CZ: What makes a good party for you? As a partygoer, or as a DJ, or both.

SF: Good music. Lots of dancing. Inclusivity. Fog machines.

CZ: What’s next up for you DJ-wise? Any interesting gigs you can share, or just anything new in your own DJ practice that’s got you excited?

SF: Next up on March 22 I’m on over at Public Works with Huerco S & DJ Python. Two artists I’ve been suuuuper into for a bit now. Glad to be playing a role in DJ Python’s SF debut! I’ll be putting the party on with some of my favorite people to work with, Brouhaha.

I have a few more cool things coming up including playing at my first campout festival in April, but nothing has been announced quite yet.
Trying to tackle vinyl has been a huge undertaking for me as well.
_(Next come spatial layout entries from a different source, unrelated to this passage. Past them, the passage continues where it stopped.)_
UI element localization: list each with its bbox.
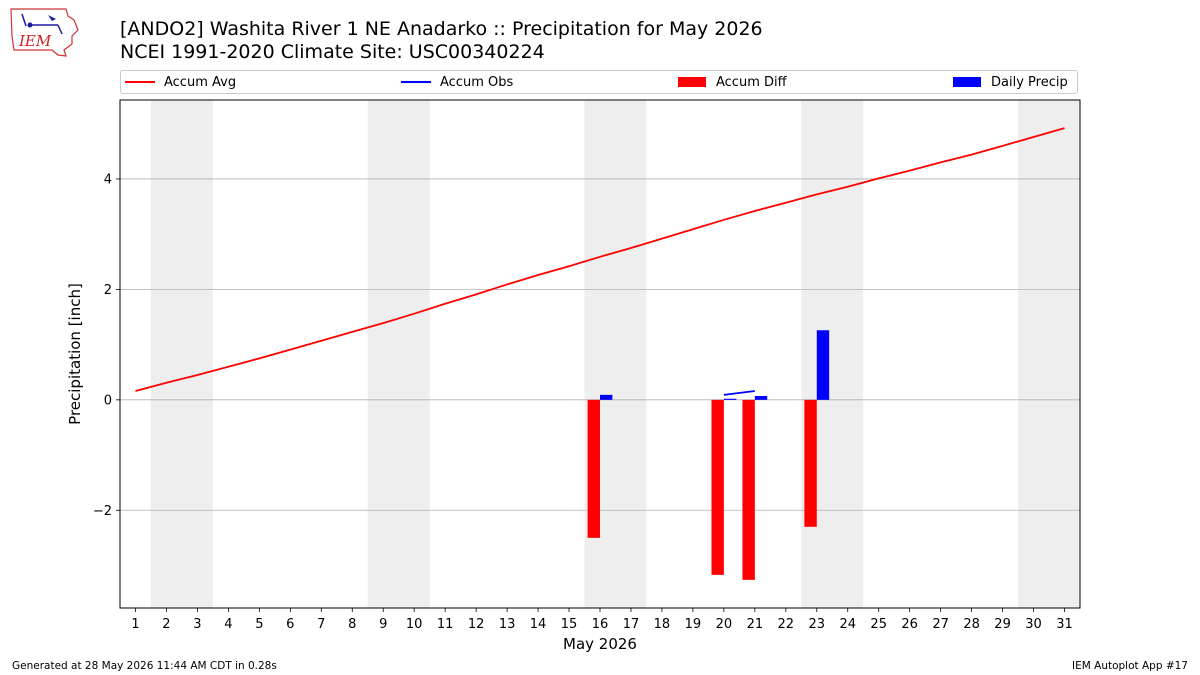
accum-diff-bar-day-21 (742, 399, 755, 580)
weekend-shade-1 (150, 100, 213, 608)
x-tick-label-6: 6 (286, 617, 294, 632)
x-tick-label-1: 1 (131, 617, 139, 632)
x-tick-label-12: 12 (468, 617, 485, 632)
x-tick-label-2: 2 (162, 617, 170, 632)
x-tick-label-21: 21 (747, 617, 764, 632)
accum-diff-bar-day-20 (711, 399, 724, 575)
weekend-shade-4 (801, 100, 864, 608)
x-tick-label-25: 25 (870, 617, 887, 632)
x-tick-label-4: 4 (224, 617, 232, 632)
y-tick-label-0: 0 (104, 393, 112, 408)
y-tick-label-2: 2 (104, 283, 112, 298)
chart-title: [ANDO2] Washita River 1 NE Anadarko :: P… (120, 18, 763, 40)
y-tick-label-4: 4 (104, 172, 112, 187)
legend-label-accum-diff: Accum Diff (716, 74, 787, 90)
x-tick-label-19: 19 (685, 617, 702, 632)
legend-item-daily-precip: Daily Precip (953, 71, 1068, 93)
footer-app-text: IEM Autoplot App #17 (1072, 660, 1188, 672)
legend: Accum Avg Accum Obs Accum Diff Daily Pre… (120, 70, 1078, 94)
legend-swatch-accum-diff (678, 77, 706, 87)
legend-item-accum-obs: Accum Obs (401, 71, 513, 93)
x-tick-label-24: 24 (839, 617, 856, 632)
iem-logo: IEM (10, 8, 79, 57)
x-tick-label-3: 3 (193, 617, 201, 632)
x-tick-label-20: 20 (716, 617, 733, 632)
daily-precip-bar-day-16 (600, 394, 613, 400)
x-tick-label-16: 16 (592, 617, 609, 632)
chart-subtitle: NCEI 1991-2020 Climate Site: USC00340224 (120, 41, 545, 63)
legend-label-accum-avg: Accum Avg (164, 74, 237, 90)
legend-swatch-accum-avg (125, 81, 155, 83)
accum-obs-line (723, 390, 755, 396)
x-tick-label-11: 11 (437, 617, 454, 632)
x-tick-label-22: 22 (778, 617, 795, 632)
x-tick-label-29: 29 (994, 617, 1011, 632)
x-tick-label-26: 26 (901, 617, 918, 632)
legend-swatch-accum-obs (401, 81, 431, 83)
footer-generated-text: Generated at 28 May 2026 11:44 AM CDT in… (12, 660, 277, 672)
legend-label-daily-precip: Daily Precip (991, 74, 1068, 90)
daily-precip-bar-day-23 (816, 330, 830, 400)
x-tick-label-10: 10 (406, 617, 423, 632)
x-tick-label-30: 30 (1025, 617, 1042, 632)
x-axis-label: May 2026 (563, 635, 637, 653)
legend-swatch-daily-precip (953, 77, 981, 87)
logo-text: IEM (18, 32, 52, 50)
legend-item-accum-diff: Accum Diff (678, 71, 787, 93)
x-tick-label-14: 14 (530, 617, 547, 632)
weekend-shade-2 (367, 100, 430, 608)
accum-diff-bar-day-16 (587, 399, 600, 538)
legend-label-accum-obs: Accum Obs (440, 74, 514, 90)
x-tick-label-17: 17 (623, 617, 640, 632)
x-tick-label-8: 8 (348, 617, 356, 632)
accum-avg-line (135, 127, 1065, 392)
x-tick-label-28: 28 (963, 617, 980, 632)
x-tick-label-18: 18 (654, 617, 671, 632)
x-tick-label-27: 27 (932, 617, 949, 632)
x-tick-label-15: 15 (561, 617, 578, 632)
x-tick-label-9: 9 (379, 617, 387, 632)
legend-item-accum-avg: Accum Avg (125, 71, 236, 93)
x-tick-label-13: 13 (499, 617, 516, 632)
x-tick-label-23: 23 (809, 617, 826, 632)
accum-diff-bar-day-23 (804, 399, 817, 527)
y-tick-label--2: −2 (93, 504, 112, 519)
y-axis-label: Precipitation [inch] (66, 283, 84, 425)
weekend-shade-5 (1018, 100, 1080, 608)
x-tick-label-31: 31 (1056, 617, 1073, 632)
x-tick-label-7: 7 (317, 617, 325, 632)
x-tick-label-5: 5 (255, 617, 263, 632)
daily-precip-bar-day-21 (754, 395, 768, 400)
daily-precip-bar-day-20 (723, 398, 737, 400)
Something that I feel will become a lifelong learning process.

CZ: Last but certainly not least: What are you listening to lately?

SF: Club music: DJ Lag, Dj Polo, Poté, TasoSiete Catorce, Lsdxoxo, Byrell The Great, Orj, M.E.S.H., Ariel Zetina, Jasmine Infiniti, Slick Shoota, Agrippa, Piezo, Errorsmith, Violet, Tzusing, Giant Swan, Flora FM, Facta, Laksa, Nkc, Calibre, Batu, Toma Kami, Metrist, Lapien, Gaunt, and rRoxymore.